Learn · Prediction Integrity
What is prediction integrity?
Prediction integrity is the ability to prove when a prediction was created, what it contained, whether it changed, how it was generated, and how its outcome was resolved.
It is a property of the record, not of the prediction itself. A prediction can be wrong and still have integrity — meaning the record of the wrong prediction is preserved tamper-evidently. Likewise, a prediction can turn out to be correct yet lack integrity — meaning no one can prove it was issued in advance rather than reconstructed afterward.
The distinction matters because most platforms publishing AI predictions today have neither: predictions are stored in mutable systems, timestamps are display-only, and the record can be edited at any time. Prediction integrity makes the record itself the artifact — cryptographically bound, machine-verifiable, and independent of the platform that issued it.
The five components
Each component is independently necessary. Together they form a complete prediction integrity record.
When the prediction was generated, captured with an ISO-8601 timestamp and bound into the signed payload. A prediction without a verifiable creation time cannot be distinguished from a post-hoc reconstruction.
What the prediction claimed — the input context, the predicted outcome, the confidence or probability, and the metadata identifying the platform and model. The contents are captured in a canonicalized payload that produces a deterministic hash.
Whether the prediction has been modified since creation. The Ed25519 signature over the canonical payload makes any change detectable — modifying a single byte invalidates the signature. The chain of modifications, if any are permitted, must be itself tamper-evident.
How the prediction was generated — which model version, which input data, which approval events, which policy was applied. Lineage connects the prediction artifact to the certified training data and certified model artifact upstream.
How the outcome was determined when the prediction resolved.
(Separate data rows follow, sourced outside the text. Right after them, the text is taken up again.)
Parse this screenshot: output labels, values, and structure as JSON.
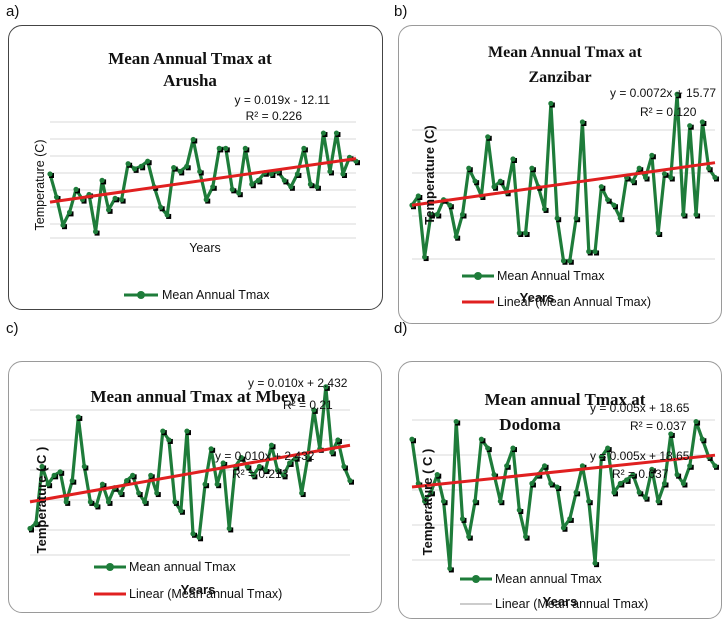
{
  "colors": {
    "series": "#1e7c3a",
    "trend": "#e02020",
    "marker_shadow": "#000000",
    "grid": "#d9d9d9"
  },
  "panels": [
    {
      "label": "a)",
      "title_lines": [
        "Mean Annual Tmax at",
        "Arusha"
      ],
      "equations": [
        {
          "eq": "y = 0.019x - 12.11",
          "r2": "R² = 0.226"
        }
      ],
      "ylabel": "Temperature (C)",
      "xlabel": "Years",
      "legend": [
        "Mean Annual Tmax"
      ]
    },
    {
      "label": "b)",
      "title_lines": [
        "Mean Annual Tmax at",
        "Zanzibar"
      ],
      "equations": [
        {
          "eq": "y = 0.0072x + 15.77",
          "r2": "R² = 0.120"
        }
      ],
      "ylabel": "Temperature (C)",
      "xlabel": "Years",
      "legend": [
        "Mean Annual Tmax",
        "Linear (Mean Annual Tmax)"
      ]
    },
    {
      "label": "c)",
      "title_lines": [
        "Mean annual Tmax at Mbeya"
      ],
      "equations": [
        {
          "eq": "y = 0.010x + 2.432",
          "r2": "R² = 0.21"
        },
        {
          "eq": "y = 0.010x + 2.432",
          "r2": "R² = 0.213"
        }
      ],
      "ylabel": "Temperature ( C )",
      "xlabel": "Years",
      "legend": [
        "Mean annual Tmax",
        "Linear (Mean annual Tmax)"
      ]
    },
    {
      "label": "d)",
      "title_lines": [
        "Mean annual Tmax at",
        "Dodoma"
      ],
      "equations": [
        {
          "eq": "y = 0.005x + 18.65",
          "r2": "R² = 0.037"
        },
        {
          "eq": "y = 0.005x + 18.65",
          "r2": "R² = 0.037"
        }
      ],
      "ylabel": "Temperature ( C )",
      "xlabel": "Years",
      "legend": [
        "Mean annual Tmax",
        "Linear (Mean annual Tmax)"
      ]
    }
  ],
  "chart_data": [
    {
      "type": "line",
      "title": "Mean Annual Tmax at Arusha",
      "xlabel": "Years",
      "ylabel": "Temperature (C)",
      "series": [
        {
          "name": "Mean Annual Tmax",
          "values": [
            0.5,
            0.32,
            0.1,
            0.2,
            0.38,
            0.3,
            0.34,
            0.05,
            0.45,
            0.22,
            0.31,
            0.3,
            0.58,
            0.54,
            0.56,
            0.6,
            0.4,
            0.24,
            0.18,
            0.55,
            0.52,
            0.56,
            0.77,
            0.52,
            0.3,
            0.4,
            0.7,
            0.7,
            0.38,
            0.35,
            0.7,
            0.42,
            0.45,
            0.51,
            0.5,
            0.52,
            0.45,
            0.4,
            0.5,
            0.7,
            0.42,
            0.4,
            0.82,
            0.52,
            0.82,
            0.5,
            0.63,
            0.6
          ]
        },
        {
          "name": "Linear (Mean Annual Tmax)",
          "trend": {
            "start": 0.28,
            "end": 0.62
          }
        }
      ]
    },
    {
      "type": "line",
      "title": "Mean Annual Tmax at Zanzibar",
      "xlabel": "Years",
      "ylabel": "Temperature (C)",
      "series": [
        {
          "name": "Mean Annual Tmax",
          "values": [
            0.35,
            0.4,
            0.07,
            0.3,
            0.3,
            0.38,
            0.35,
            0.18,
            0.3,
            0.55,
            0.48,
            0.4,
            0.72,
            0.45,
            0.48,
            0.42,
            0.6,
            0.2,
            0.2,
            0.55,
            0.45,
            0.33,
            0.9,
            0.28,
            0.05,
            0.05,
            0.28,
            0.8,
            0.1,
            0.1,
            0.45,
            0.38,
            0.35,
            0.28,
            0.5,
            0.48,
            0.55,
            0.5,
            0.62,
            0.2,
            0.52,
            0.5,
            0.95,
            0.3,
            0.78,
            0.3,
            0.8,
            0.55,
            0.5
          ]
        },
        {
          "name": "Linear (Mean Annual Tmax)",
          "trend": {
            "start": 0.35,
            "end": 0.58
          }
        }
      ]
    },
    {
      "type": "line",
      "title": "Mean annual Tmax at Mbeya",
      "xlabel": "Years",
      "ylabel": "Temperature ( C )",
      "series": [
        {
          "name": "Mean annual Tmax",
          "values": [
            0.15,
            0.18,
            0.5,
            0.4,
            0.45,
            0.47,
            0.3,
            0.42,
            0.78,
            0.5,
            0.3,
            0.28,
            0.4,
            0.3,
            0.38,
            0.35,
            0.42,
            0.45,
            0.35,
            0.3,
            0.45,
            0.35,
            0.7,
            0.65,
            0.3,
            0.25,
            0.7,
            0.12,
            0.1,
            0.4,
            0.6,
            0.4,
            0.52,
            0.15,
            0.5,
            0.55,
            0.5,
            0.45,
            0.5,
            0.48,
            0.62,
            0.48,
            0.45,
            0.52,
            0.55,
            0.35,
            0.55,
            0.82,
            0.6,
            0.95,
            0.58,
            0.65,
            0.5,
            0.42
          ]
        },
        {
          "name": "Linear (Mean annual Tmax)",
          "trend": {
            "start": 0.3,
            "end": 0.62
          }
        }
      ]
    },
    {
      "type": "line",
      "title": "Mean annual Tmax at Dodoma",
      "xlabel": "Years",
      "ylabel": "Temperature ( C )",
      "series": [
        {
          "name": "Mean annual Tmax",
          "values": [
            0.75,
            0.5,
            0.4,
            0.45,
            0.55,
            0.4,
            0.02,
            0.85,
            0.3,
            0.2,
            0.4,
            0.75,
            0.7,
            0.55,
            0.4,
            0.6,
            0.7,
            0.35,
            0.2,
            0.5,
            0.55,
            0.6,
            0.5,
            0.48,
            0.25,
            0.3,
            0.45,
            0.6,
            0.4,
            0.05,
            0.65,
            0.7,
            0.45,
            0.5,
            0.52,
            0.55,
            0.45,
            0.42,
            0.58,
            0.4,
            0.5,
            0.78,
            0.55,
            0.5,
            0.6,
            0.85,
            0.75,
            0.65,
            0.6
          ]
        },
        {
          "name": "Linear (Mean annual Tmax)",
          "trend": {
            "start": 0.48,
            "end": 0.66
          }
        }
      ]
    }
  ]
}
The resolution payload — outcome, resolver identity, evidence reference, timestamp — is itself certified, creating a verifiable record of the settlement decision.
Prediction integrity vs prediction accuracy
Integrity and accuracy are independent properties. A high-integrity record can be inaccurate; a high-accuracy prediction can lack integrity. They are measured in different ways, on different timescales, by different parties.
| Aspect | Prediction integrity |
|---|---|
| What it measures | Whether the record can be trusted to reflect what was claimed in advance |
| When it can be measured | Before the outcome is observed |
| How it is established | Cryptographic signing of the prediction at issuance time |
| Who can verify it | Any party with the public signing key |
| What it depends on | The certificate and the underlying payload |
Examples
Integrity: Each pick receives a signed certificate at issuance with a pre-outcome timestamp. A daily manifest is published at midnight. Any reader can verify the picks match the manifest.
Accuracy: Tracked separately: hit rate, calibration, expected vs actual, by category. Accuracy can be measured only after enough outcomes have resolved.
Integrity: Market state snapshots are certified at configurable intervals. The resolution payload at market close is certified with its evidence reference. Snapshots cannot be revised silently.
Accuracy: A separate question of market calibration — whether the displayed odds matched empirical outcome frequencies — measured over many resolved markets.
Integrity: The classification record (input context, output label, model version) is certified at decision time. The certificate is referenced in the downstream system that acts on the classification.
Accuracy: Reviewed in periodic audits comparing classifications to known-correct labels. Accuracy informs model retraining; integrity protects the historical record.